The truck rumbled past as I ran down a small side street in Bedford-Stuyvesant, Brooklyn. It was a small delivery truck, and as it stopped at a red light I stopped too, distracted by an ad on its side for Grohe handheld shower heads.
At first glance, the ad was fairly conventional: a man and woman, ostensibly naked, being doused with water, but the expressions on their faces were unsettling. Flexing a bicep, the man had his mouth open, mid-roar. Water gushed around him as if it came from a fire hose. The woman beside him had her eyes closed and lips parted, looking entirely serene. Little dewy drops of water collected around her face. A showerhead for two: for him to power up, and for her to calm down.
I might not have been having those thoughts if the last few months hadn’t seemingly been dominated by just one debate in the media: how men exert power over women in all kinds of places. One place was the street, where the repeated catcalling of a girl in New York was videotaped and went viral. Instead of inspiring concern, the discussion around the video morphed into a conversation about its authenticity, and about how women need to calm down. Another place was university campuses, where my school gynecologist was handing me pamphlets on Title IX, a law that protects against sexual assault on school grounds, as well as asking intimate questions she had never asked before about my sexual history. A Columbia student carrying a mattress to protest the school’s reluctance to expel the man who raped her was put on the cover of New York magazine. She was not gently silenced because it didn’t look good for the football team, like a woman had been at my college seven years ago. UVA’s entire culture of sexual assault was explored in a lengthy Rolling Stone piece, spurring belated action by administrators. Unsurprisingly, it led to questions over the veracity of the woman’s story who came forward.
When these headlines were just emerging, I went to the Whitney Museum for the Jeff Koons retrospective, an artist whose work I associated with shiny balloon animals with mirror finishes and other banal objects. The exhibit ranged far beyond that. I found myself wandering through Made in Heaven, a series of larger-than-life grainy photographs of Koons and his ex-porn star wife Ilona Staller, taken in 1989. The photos were surprisingly explicit; the kind that had young women at the museum giggling and snapping photos to send to their girlfriends, and made old women gasp as they tried to reconcile the images as art. One enormous photo showed Ilona lying on her back on some sort of rococo-style bench or rock.

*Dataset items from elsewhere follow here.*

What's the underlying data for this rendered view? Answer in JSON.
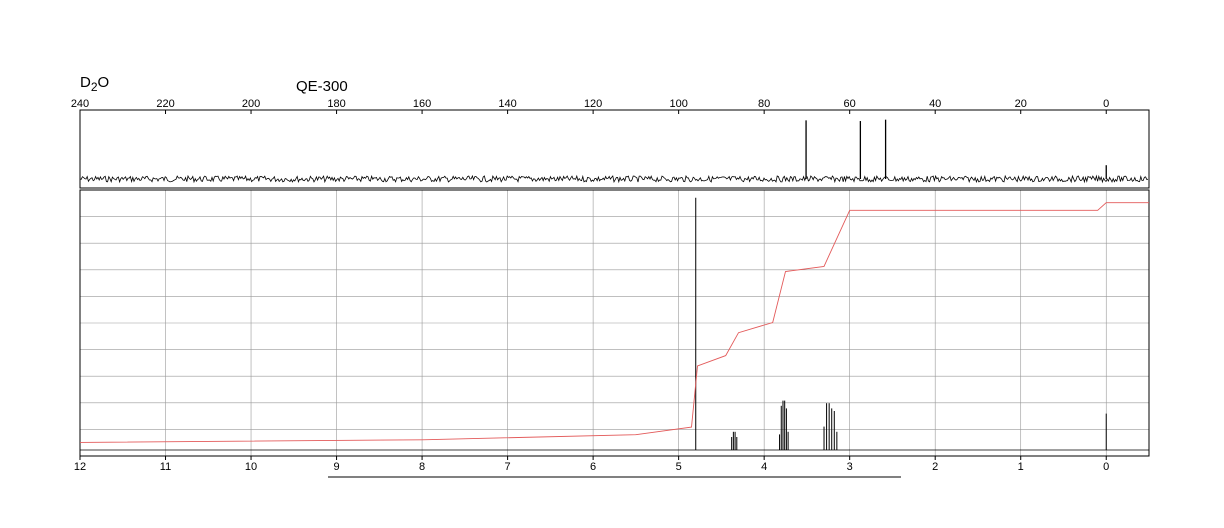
{
  "header": {
    "solvent_main": "D",
    "solvent_sub": "2",
    "solvent_tail": "O",
    "instrument": "QE-300"
  },
  "chart_data": [
    {
      "type": "line",
      "title": "",
      "xlabel": "",
      "ylabel": "",
      "x_ticks": [
        240,
        220,
        200,
        180,
        160,
        140,
        120,
        100,
        80,
        60,
        40,
        20,
        0
      ],
      "xlim": [
        240,
        -10
      ],
      "x_reversed": true,
      "peaks": [
        {
          "x": 70.2,
          "height": 0.85
        },
        {
          "x": 57.5,
          "height": 0.84
        },
        {
          "x": 51.6,
          "height": 0.86
        },
        {
          "x": 0.0,
          "height": 0.2
        }
      ],
      "grid": false
    },
    {
      "type": "line",
      "title": "",
      "xlabel": "",
      "ylabel": "",
      "x_ticks": [
        12,
        11,
        10,
        9,
        8,
        7,
        6,
        5,
        4,
        3,
        2,
        1,
        0
      ],
      "xlim": [
        12,
        -0.5
      ],
      "x_reversed": true,
      "grid": true,
      "series": [
        {
          "values": [
            {
              "x": 4.8,
              "height": 0.97
            },
            {
              "x": 4.38,
              "height": 0.05
            },
            {
              "x": 4.36,
              "height": 0.07
            },
            {
              "x": 4.34,
              "height": 0.07
            },
            {
              "x": 4.32,
              "height": 0.05
            },
            {
              "x": 3.82,
              "height": 0.06
            },
            {
              "x": 3.8,
              "height": 0.17
            },
            {
              "x": 3.78,
              "height": 0.19
            },
            {
              "x": 3.76,
              "height": 0.19
            },
            {
              "x": 3.74,
              "height": 0.16
            },
            {
              "x": 3.72,
              "height": 0.07
            },
            {
              "x": 3.3,
              "height": 0.09
            },
            {
              "x": 3.27,
              "height": 0.18
            },
            {
              "x": 3.24,
              "height": 0.18
            },
            {
              "x": 3.21,
              "height": 0.16
            },
            {
              "x": 3.18,
              "height": 0.15
            },
            {
              "x": 3.15,
              "height": 0.07
            },
            {
              "x": 0.0,
              "height": 0.14
            }
          ]
        },
        {
          "values": [
            {
              "x": 12.0,
              "y": 0.03
            },
            {
              "x": 8.0,
              "y": 0.04
            },
            {
              "x": 5.5,
              "y": 0.06
            },
            {
              "x": 4.85,
              "y": 0.09
            },
            {
              "x": 4.78,
              "y": 0.33
            },
            {
              "x": 4.45,
              "y": 0.37
            },
            {
              "x": 4.3,
              "y": 0.46
            },
            {
              "x": 3.9,
              "y": 0.5
            },
            {
              "x": 3.75,
              "y": 0.7
            },
            {
              "x": 3.3,
              "y": 0.72
            },
            {
              "x": 3.0,
              "y": 0.94
            },
            {
              "x": 0.1,
              "y": 0.94
            },
            {
              "x": 0.0,
              "y": 0.97
            },
            {
              "x": -0.5,
              "y": 0.97
            }
          ]
        }
      ],
      "underline_range": [
        9.1,
        2.4
      ]
    }
  ]
}
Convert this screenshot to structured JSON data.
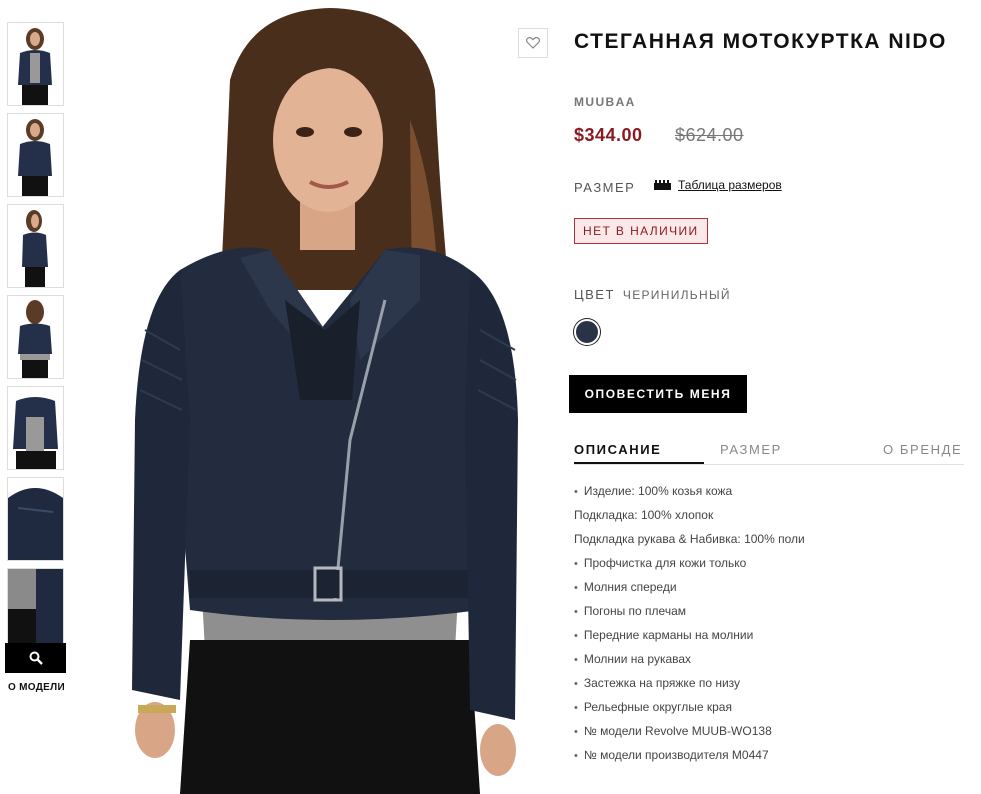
{
  "product": {
    "title": "СТЕГАННАЯ МОТОКУРТКА NIDO",
    "brand": "MUUBAA",
    "price_sale": "$344.00",
    "price_original": "$624.00",
    "size_label": "РАЗМЕР",
    "size_chart_link": "Таблица размеров",
    "stock_status": "НЕТ В НАЛИЧИИ",
    "color_label": "ЦВЕТ",
    "color_value": "ЧЕРИНИЛЬНЫЙ",
    "notify_button": "ОПОВЕСТИТЬ МЕНЯ"
  },
  "colors": {
    "sale_price": "#8a1b22",
    "swatch": "#2a3345",
    "badge_bg": "#fbe9ea"
  },
  "gallery": {
    "thumbnail_count": 7,
    "about_model_label": "О МОДЕЛИ"
  },
  "tabs": [
    {
      "label": "ОПИСАНИЕ",
      "active": true
    },
    {
      "label": "РАЗМЕР",
      "active": false
    },
    {
      "label": "О БРЕНДЕ",
      "active": false
    }
  ],
  "description": [
    {
      "text": "Изделие: 100% козья кожа",
      "bullet": true
    },
    {
      "text": "Подкладка: 100% хлопок",
      "bullet": false
    },
    {
      "text": "Подкладка рукава & Набивка: 100% поли",
      "bullet": false
    },
    {
      "text": "Профчистка для кожи только",
      "bullet": true
    },
    {
      "text": "Молния спереди",
      "bullet": true
    },
    {
      "text": "Погоны по плечам",
      "bullet": true
    },
    {
      "text": "Передние карманы на молнии",
      "bullet": true
    },
    {
      "text": "Молнии на рукавах",
      "bullet": true
    },
    {
      "text": "Застежка на пряжке по низу",
      "bullet": true
    },
    {
      "text": "Рельефные округлые края",
      "bullet": true
    },
    {
      "text": "№ модели Revolve MUUB-WO138",
      "bullet": true
    },
    {
      "text": "№ модели производителя M0447",
      "bullet": true
    }
  ]
}
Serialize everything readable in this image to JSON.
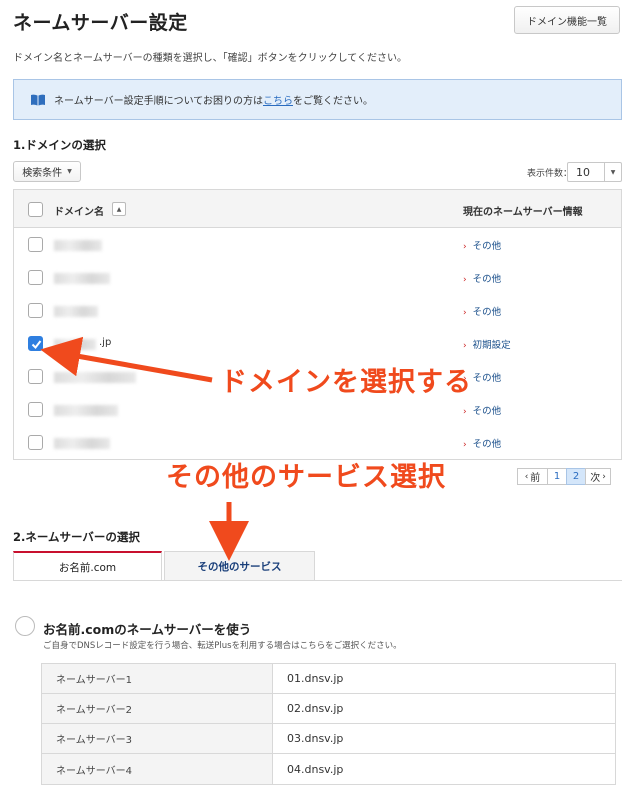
{
  "page": {
    "title": "ネームサーバー設定",
    "domain_list_button": "ドメイン機能一覧",
    "description": "ドメイン名とネームサーバーの種類を選択し、「確認」ボタンをクリックしてください。"
  },
  "info": {
    "icon": "book-icon",
    "text_before": "ネームサーバー設定手順についてお困りの方は",
    "link": "こちら",
    "text_after": "をご覧ください。"
  },
  "section1": {
    "heading": "1.ドメインの選択",
    "filter_button": "検索条件",
    "per_page_label": "表示件数：",
    "per_page_value": "10"
  },
  "domain_table": {
    "col_domain": "ドメイン名",
    "col_ns": "現在のネームサーバー情報",
    "rows": [
      {
        "domain_suffix": "",
        "ns": "その他",
        "checked": false
      },
      {
        "domain_suffix": "",
        "ns": "その他",
        "checked": false
      },
      {
        "domain_suffix": "",
        "ns": "その他",
        "checked": false
      },
      {
        "domain_suffix": ".jp",
        "ns": "初期設定",
        "checked": true
      },
      {
        "domain_suffix": "",
        "ns": "その他",
        "checked": false
      },
      {
        "domain_suffix": "",
        "ns": "その他",
        "checked": false
      },
      {
        "domain_suffix": "",
        "ns": "その他",
        "checked": false
      }
    ]
  },
  "pagination": {
    "prev": "前",
    "pages": [
      "1",
      "2"
    ],
    "current_page": "2",
    "next": "次"
  },
  "annotations": {
    "select_domain": "ドメインを選択する",
    "select_other": "その他のサービス選択",
    "color": "#f04a1d"
  },
  "section2": {
    "heading": "2.ネームサーバーの選択",
    "tabs": [
      "お名前.com",
      "その他のサービス"
    ],
    "active_tab": "お名前.com",
    "option_title": "お名前.comのネームサーバーを使う",
    "option_desc": "ご自身でDNSレコード設定を行う場合、転送Plusを利用する場合はこちらをご選択ください。",
    "nameservers": [
      {
        "label": "ネームサーバー1",
        "value": "01.dnsv.jp"
      },
      {
        "label": "ネームサーバー2",
        "value": "02.dnsv.jp"
      },
      {
        "label": "ネームサーバー3",
        "value": "03.dnsv.jp"
      },
      {
        "label": "ネームサーバー4",
        "value": "04.dnsv.jp"
      }
    ]
  },
  "colors": {
    "accent_red": "#c8102e",
    "link_blue": "#2a6cc0",
    "checkbox_blue": "#2f7fe0",
    "info_bg": "#e3eefa"
  }
}
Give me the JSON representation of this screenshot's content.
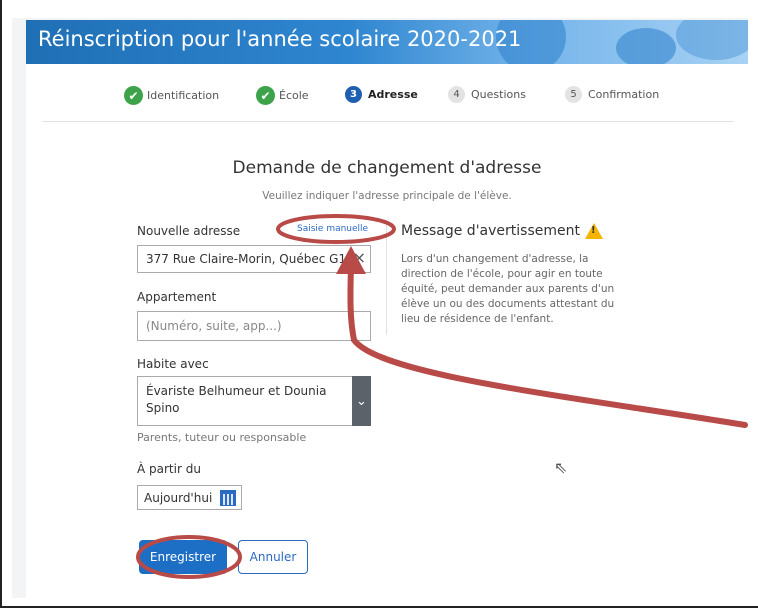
{
  "header": {
    "title": "Réinscription pour l'année scolaire 2020-2021"
  },
  "stepper": {
    "steps": [
      {
        "label": "Identification",
        "marker": "✔",
        "state": "done"
      },
      {
        "label": "École",
        "marker": "✔",
        "state": "done"
      },
      {
        "label": "Adresse",
        "marker": "3",
        "state": "current"
      },
      {
        "label": "Questions",
        "marker": "4",
        "state": "pending"
      },
      {
        "label": "Confirmation",
        "marker": "5",
        "state": "pending"
      }
    ]
  },
  "form": {
    "title": "Demande de changement d'adresse",
    "subtitle": "Veuillez indiquer l'adresse principale de l'élève.",
    "address": {
      "label": "Nouvelle adresse",
      "manual_link": "Saisie manuelle",
      "value": "377  Rue Claire-Morin, Québec G1",
      "clear_symbol": "×"
    },
    "apartment": {
      "label": "Appartement",
      "placeholder": "(Numéro, suite, app...)"
    },
    "lives_with": {
      "label": "Habite avec",
      "value": "Évariste Belhumeur et Dounia Spino",
      "help": "Parents, tuteur ou responsable",
      "arrow": "⌄"
    },
    "start_date": {
      "label": "À partir du",
      "value": "Aujourd'hui"
    },
    "buttons": {
      "save": "Enregistrer",
      "cancel": "Annuler"
    }
  },
  "warning": {
    "title": "Message d'avertissement",
    "icon_glyph": "!",
    "text": "Lors d'un changement d'adresse, la direction de l'école, pour agir en toute équité, peut demander aux parents d'un élève un ou des documents attestant du lieu de résidence de l'enfant."
  },
  "annotation": {
    "color": "#b84a48"
  },
  "colors": {
    "primary": "#1d6ec5",
    "success": "#3da34a",
    "warning": "#f4b400",
    "header": "#1f6fb5"
  },
  "icons": [
    "check-icon",
    "warning-icon",
    "calendar-icon",
    "chevron-down-icon",
    "clear-icon",
    "mouse-cursor-icon"
  ]
}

Her chest is heaving, and her hands are up near her forehead. Koons, naked down to his hairy toes, is bending over her, seemingly unfazed by the scene. Not my kind of heaven, I thought.
It reminded me of a scene in the 1973 Western film High Plains Drifter, when a woman with blond, wispy hair like Ilona encounters Clint Eastwood in the dusty town of Lago. When she insults Eastwood by knocking a cigar from his mouth, telling him he has the “manners of a goat,” he promises to teach her a lesson in manners. Wasting no time, he pulls her into a barn, crouches over her, and — in almost the same position as Koons over Ilona — forces himself on her. She screams for help and beats her arms across his back. But then she starts to enjoy it. We’re left with an image of her lying on her back, hands up near her forehead, chest heaving in the hay.
An image of ecstasy between a man and his wife in a rococo landscape. A rape by a pillaging cowboy in a barn. A shower ad on the side of a truck — the promise of good water pressure.
I began to think of the fine line between enjoyment and pain. In the intimate space of a bedroom, rough lovemaking can feel exciting but suddenly hurtful and unwanted. On the street, a “you’re beautiful” in one tone can feel pleasant, but in another, disgusting. At a university, a rape is often only a rape if no one was drunk, if there was overwhelming physical force, or if she hated it to the bitter end. Violence must be absolute. And yet women were saying it wasn’t.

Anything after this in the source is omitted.